The early 1970s saw HH's first power amplifiers using integrated circuits. The IC-based TPA D range was introduced as a successor to the TPA series, including the TPA25D, TPA50D and TPA100D. For PA applications, the IC100 power amplifier and MA100 mixer amplifier, both delivering up to 100 watts, were available in the UK and Europe by late 1972. The MA100 offered five input channels with bass and treble EQ, and built-in reverb; the MA100S was a lower-cost version without reverb. The IC100 introduced the striking electroluminescent panel lighting used on HH's instrument amplifiers through the late 1970s, with the company changing to more conventional panel designs in the 1980s.

HH Electronic V-S Musician guitar amplifier

The IC100 was also available for musical instrument use in a combination version built into a cabinet with two speakers. In 1977, HH introduced the V-S Musician guitar amplifier, based on the IC100 series. It had two input channels, one of which featured four-band EQ, three EQ presets, and a "Valve Sound" overdrive using a combination of transistor distortion and filters, with spring reverb. Reviewing the V-S Musician in Fachblatt MusicMagazin, Gerald Dellmann said that he had never heard a transistor amp that could produce such a warm distorted tone. A bass version, the V-S Bassamp, was also available, and both could be purchased as standalone units or mounted in a combo cabinet.

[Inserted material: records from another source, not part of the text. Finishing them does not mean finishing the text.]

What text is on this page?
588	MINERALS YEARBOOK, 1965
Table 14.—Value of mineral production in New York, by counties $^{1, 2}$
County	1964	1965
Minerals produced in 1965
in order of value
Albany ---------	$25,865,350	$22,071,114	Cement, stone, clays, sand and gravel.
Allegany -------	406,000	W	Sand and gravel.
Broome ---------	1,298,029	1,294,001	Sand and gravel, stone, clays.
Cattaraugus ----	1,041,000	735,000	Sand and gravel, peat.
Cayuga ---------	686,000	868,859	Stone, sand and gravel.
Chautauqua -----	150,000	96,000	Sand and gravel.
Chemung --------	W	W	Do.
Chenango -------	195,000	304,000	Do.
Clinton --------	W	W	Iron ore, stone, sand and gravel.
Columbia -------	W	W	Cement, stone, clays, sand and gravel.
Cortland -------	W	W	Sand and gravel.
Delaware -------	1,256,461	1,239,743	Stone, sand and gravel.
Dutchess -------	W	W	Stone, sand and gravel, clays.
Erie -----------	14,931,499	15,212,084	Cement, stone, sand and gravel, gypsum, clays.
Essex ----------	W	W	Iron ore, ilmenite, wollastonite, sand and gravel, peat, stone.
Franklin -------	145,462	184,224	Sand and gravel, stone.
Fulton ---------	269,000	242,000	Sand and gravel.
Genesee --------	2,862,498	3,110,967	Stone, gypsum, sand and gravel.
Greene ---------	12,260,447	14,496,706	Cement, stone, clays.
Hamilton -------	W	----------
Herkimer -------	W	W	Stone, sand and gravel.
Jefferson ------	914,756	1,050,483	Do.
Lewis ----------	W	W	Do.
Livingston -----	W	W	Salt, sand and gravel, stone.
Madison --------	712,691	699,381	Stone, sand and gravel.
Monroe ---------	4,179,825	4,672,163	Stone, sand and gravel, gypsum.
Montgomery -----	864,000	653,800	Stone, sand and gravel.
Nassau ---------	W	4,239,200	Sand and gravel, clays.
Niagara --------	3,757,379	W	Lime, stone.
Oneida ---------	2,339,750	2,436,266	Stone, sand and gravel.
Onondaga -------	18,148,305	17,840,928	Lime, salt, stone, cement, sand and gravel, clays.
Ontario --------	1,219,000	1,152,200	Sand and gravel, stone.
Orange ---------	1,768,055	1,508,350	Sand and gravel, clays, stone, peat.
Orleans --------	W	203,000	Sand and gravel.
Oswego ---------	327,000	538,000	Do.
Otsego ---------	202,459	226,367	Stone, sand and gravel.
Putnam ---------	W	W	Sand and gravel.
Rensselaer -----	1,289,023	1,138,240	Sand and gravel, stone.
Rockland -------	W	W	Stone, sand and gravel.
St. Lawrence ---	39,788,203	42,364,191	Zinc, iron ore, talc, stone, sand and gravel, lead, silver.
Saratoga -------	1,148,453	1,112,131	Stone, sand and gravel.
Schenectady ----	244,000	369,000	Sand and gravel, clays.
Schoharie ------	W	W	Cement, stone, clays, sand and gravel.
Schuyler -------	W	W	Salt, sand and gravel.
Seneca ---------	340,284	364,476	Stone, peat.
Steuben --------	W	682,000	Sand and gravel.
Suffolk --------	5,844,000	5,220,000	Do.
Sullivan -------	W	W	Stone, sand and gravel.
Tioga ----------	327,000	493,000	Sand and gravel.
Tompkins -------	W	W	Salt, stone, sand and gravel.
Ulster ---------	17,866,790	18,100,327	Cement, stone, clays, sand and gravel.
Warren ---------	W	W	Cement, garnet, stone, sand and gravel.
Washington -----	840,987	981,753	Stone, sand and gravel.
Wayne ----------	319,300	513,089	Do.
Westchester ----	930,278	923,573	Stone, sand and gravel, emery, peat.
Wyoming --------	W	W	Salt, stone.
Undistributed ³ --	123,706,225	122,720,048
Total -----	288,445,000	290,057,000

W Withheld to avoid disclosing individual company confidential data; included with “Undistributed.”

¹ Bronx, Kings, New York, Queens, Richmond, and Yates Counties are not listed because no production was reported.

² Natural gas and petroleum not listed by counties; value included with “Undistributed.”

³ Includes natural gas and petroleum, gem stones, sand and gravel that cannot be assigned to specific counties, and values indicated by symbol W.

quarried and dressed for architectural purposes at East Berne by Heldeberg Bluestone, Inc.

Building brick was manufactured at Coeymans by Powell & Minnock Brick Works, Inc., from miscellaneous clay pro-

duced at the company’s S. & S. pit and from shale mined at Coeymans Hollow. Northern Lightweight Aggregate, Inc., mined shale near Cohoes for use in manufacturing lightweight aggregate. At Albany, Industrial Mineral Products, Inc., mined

HH's final generation of amplifiers, the V series introduced in 1979, were based on MOSFET technology, allowing higher output powers with low distortion, and incorporating more sophisticated cooling and output protection features. A 1982 US review of the HH V800 described it as a superbly-crafted piece of equipment—utterly reliable and virtually indestructible.

==Other products==
HH introduced an electronic piano, the P73, in 1981. The P73 offered five piano and clavichord voices, and was controlled by a microprocessor. The P73 was used by keyboardist Duncan Mackay.

In late 1983, HH launched the Tiger microcomputer, the design of which had been acquired from Tangerine Computer Systems, featuring a Zilog Z80 processor equipped with 64 KB of RAM for running the CP/M operating system, a Motorola 6809 processor with 2 KB of RAM for input/output control, and a NEC 7220 video controller with 96 KB of RAM supporting 80-column, 40-column and videotex-style text modes along with an 8-colour 512 x 512 graphics mode. The machine was equipped with a modem for access to Prestel and other online services. As was common with microcomputers of the era, the core functionality was situated in the keyboard unit, with a separate unit combining a 14-inch colour display and dual floppy disk drives. The base system was priced at £2,795.